House debates

Thursday, 23 October 2014

Bills

Aged Care and Other Legislation Amendment Bill 2014, Health and Other Services (Compensation) Care Charges (Amendment) Bill 2014; Second Reading

12:58 pm

Photo of David ColemanDavid Coleman (Banks, Liberal Party) Share this | Hansard source

It is good to have an opportunity to speak on this legislation. I am pleased that there is bipartisan support for it. We have a number of speakers who are interested in speaking on this matter, so I will keep my remarks brief, but I did want to comment in particular on two aspects of aged-care policy and the very important differences between the government and those opposite.

One is in relation to a matter we have heard a little bit about today, which is the dementia and severe behaviours supplement. Of course, we are all supportive of initiatives that seek to reduce the impact of dementia and increase care for people with dementia in our community, but you can only take those caring initiatives if you are able to manage them in a sensible way. It is important to have the compassion and to have the heart that motivates you to help people in need. But it is also very important to have the presence of mind—the common sense, frankly—and basic administrative capacity to actually deliver things. The previous government got this horribly, horribly wrong.

The dementia supplement, the previous government said, would cost less than $12 million a year and they thought that about one per cent of people would be eligible to apply. What actually happened was dramatically different. It was not one per cent of people who were granted the funding; it was actually 15 per cent. It was 15 times more. As a consequence, what was meant to be an expenditure of less than $12 million was headed to $110 million, almost a tenfold increase. If you want to deliver compassionate services, you need to have the common sense to actually budget for them, plan for them, do the hard work, do the detailed work that enables you to deliver in a sensible way. The previous government did not do that.
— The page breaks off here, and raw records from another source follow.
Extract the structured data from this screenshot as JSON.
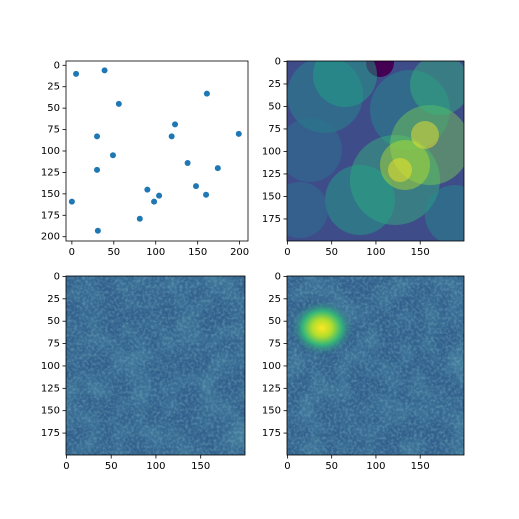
{
  "chart_data": [
    {
      "type": "scatter",
      "color": "#1f77b4",
      "x": [
        5,
        39,
        56,
        161,
        30,
        123,
        119,
        199,
        49,
        138,
        30,
        174,
        148,
        90,
        104,
        160,
        98,
        0,
        81,
        31
      ],
      "values": [
        10,
        6,
        45,
        33,
        83,
        69,
        83,
        80,
        105,
        114,
        122,
        120,
        141,
        145,
        152,
        151,
        159,
        159,
        179,
        193
      ],
      "xlim": [
        -7,
        210
      ],
      "ylim": [
        205,
        -5
      ],
      "xticks": [
        0,
        50,
        100,
        150,
        200
      ],
      "yticks": [
        0,
        25,
        50,
        75,
        100,
        125,
        150,
        175,
        200
      ]
    },
    {
      "type": "image",
      "xlim": [
        -0.5,
        199.5
      ],
      "ylim": [
        199.5,
        -0.5
      ],
      "xticks": [
        0,
        50,
        100,
        150
      ],
      "yticks": [
        0,
        25,
        50,
        75,
        100,
        125,
        150,
        175
      ]
    },
    {
      "type": "image",
      "xlim": [
        -0.5,
        199.5
      ],
      "ylim": [
        199.5,
        -0.5
      ],
      "xticks": [
        0,
        50,
        100,
        150
      ],
      "yticks": [
        0,
        25,
        50,
        75,
        100,
        125,
        150,
        175
      ]
    },
    {
      "type": "image",
      "xlim": [
        -0.5,
        199.5
      ],
      "ylim": [
        199.5,
        -0.5
      ],
      "xticks": [
        0,
        50,
        100,
        150
      ],
      "yticks": [
        0,
        25,
        50,
        75,
        100,
        125,
        150,
        175
      ]
    }
  ]
}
Remarkably, what those opposite say is: 'Just continue on. Even though it was 10 times more expensive, just continue on.' That would cost $800 million over the forward estimates period, over the next five years—completely unsustainable. It would be like budgeting $30,000 to spend on the family car, you get to the dealership, it is $300,000, and you say, ' We'll buy it anyway. We'll just borrow the other $270,000.' That is not common sense. We must be compassionate in our dealings in the aged care sector—and this government certainly is; it is maintaining levels of funding—but you have to be sensible about how you do it. This opposition was absolutely appalling in its mismanagement in this area.
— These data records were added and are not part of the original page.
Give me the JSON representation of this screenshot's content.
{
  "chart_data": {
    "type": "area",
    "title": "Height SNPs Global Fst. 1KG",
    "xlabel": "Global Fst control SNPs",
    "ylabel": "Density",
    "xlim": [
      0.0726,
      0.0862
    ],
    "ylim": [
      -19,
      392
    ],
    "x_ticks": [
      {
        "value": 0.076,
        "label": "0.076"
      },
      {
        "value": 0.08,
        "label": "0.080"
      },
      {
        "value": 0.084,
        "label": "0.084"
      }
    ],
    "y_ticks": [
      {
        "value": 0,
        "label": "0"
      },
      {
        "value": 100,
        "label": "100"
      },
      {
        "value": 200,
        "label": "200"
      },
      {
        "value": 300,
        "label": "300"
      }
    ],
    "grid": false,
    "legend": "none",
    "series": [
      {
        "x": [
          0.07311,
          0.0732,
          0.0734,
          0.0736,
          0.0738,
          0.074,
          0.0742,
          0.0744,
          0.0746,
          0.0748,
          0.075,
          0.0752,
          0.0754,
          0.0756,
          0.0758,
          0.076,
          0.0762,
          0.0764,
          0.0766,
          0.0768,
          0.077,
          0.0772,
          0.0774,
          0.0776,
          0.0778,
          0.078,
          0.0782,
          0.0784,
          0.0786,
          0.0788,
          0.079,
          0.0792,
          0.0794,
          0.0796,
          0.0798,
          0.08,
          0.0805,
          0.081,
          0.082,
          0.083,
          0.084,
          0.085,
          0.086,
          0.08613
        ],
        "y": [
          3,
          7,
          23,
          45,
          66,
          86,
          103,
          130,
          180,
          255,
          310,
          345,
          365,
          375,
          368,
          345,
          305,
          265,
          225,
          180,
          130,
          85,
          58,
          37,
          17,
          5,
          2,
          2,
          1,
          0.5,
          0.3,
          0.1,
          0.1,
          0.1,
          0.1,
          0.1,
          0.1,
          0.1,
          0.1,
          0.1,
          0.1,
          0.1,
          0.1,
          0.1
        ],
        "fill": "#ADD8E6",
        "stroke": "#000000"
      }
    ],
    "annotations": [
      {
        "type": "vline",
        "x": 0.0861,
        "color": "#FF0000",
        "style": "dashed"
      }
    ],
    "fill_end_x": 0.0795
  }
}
Then we have the aged care workforce supplement. This was industrial tactics by stealth—not so much stealth, because it was pretty obvious. If you actually looked at the rules under which people could obtain this aged care workforce supplement, if you had more than 50 employees, you could only get access to the supplement if you had an enterprise agreement. And if you had an existing enterprise agreement, it had to be updated to comply with various rules under these provisions. Now, of course, in practice, that means you have to do a deal with the union. That was the only manner in which you could obtain this supplement if you had more than 50 employers, which, of course, most larger aged care facilities do. That industrial activity by stealth is just not appropriate in this sector. As Catholic Health Australia Chief Executive Martin Laverty said:

Using a government contract to force an industrial outcome was not in the best interests of those who would miss out on pay rises where their workforce did not have an enterprise bargaining agreement in place.

If the goal was to help the aged care sector, why would you tie it to an industrial outcome? It doesn't make any sense. It betrays the real motivation of those opposite in this area. We will, of course, reallocate that funding to the aged care sector. We will maintain the level of funding—indeed, we will provide additional increases of over two per cent in various areas of aged care—but we will not do so in a fashion which demands any particular industrial outcome from any aged care provider.

This is important legislation. Some of the technical matters here we agree on. Some of these broader matters of management, we certainly disagree on, because we have a very different approach. These are good amendments, this is good legislation and I commend it to the House.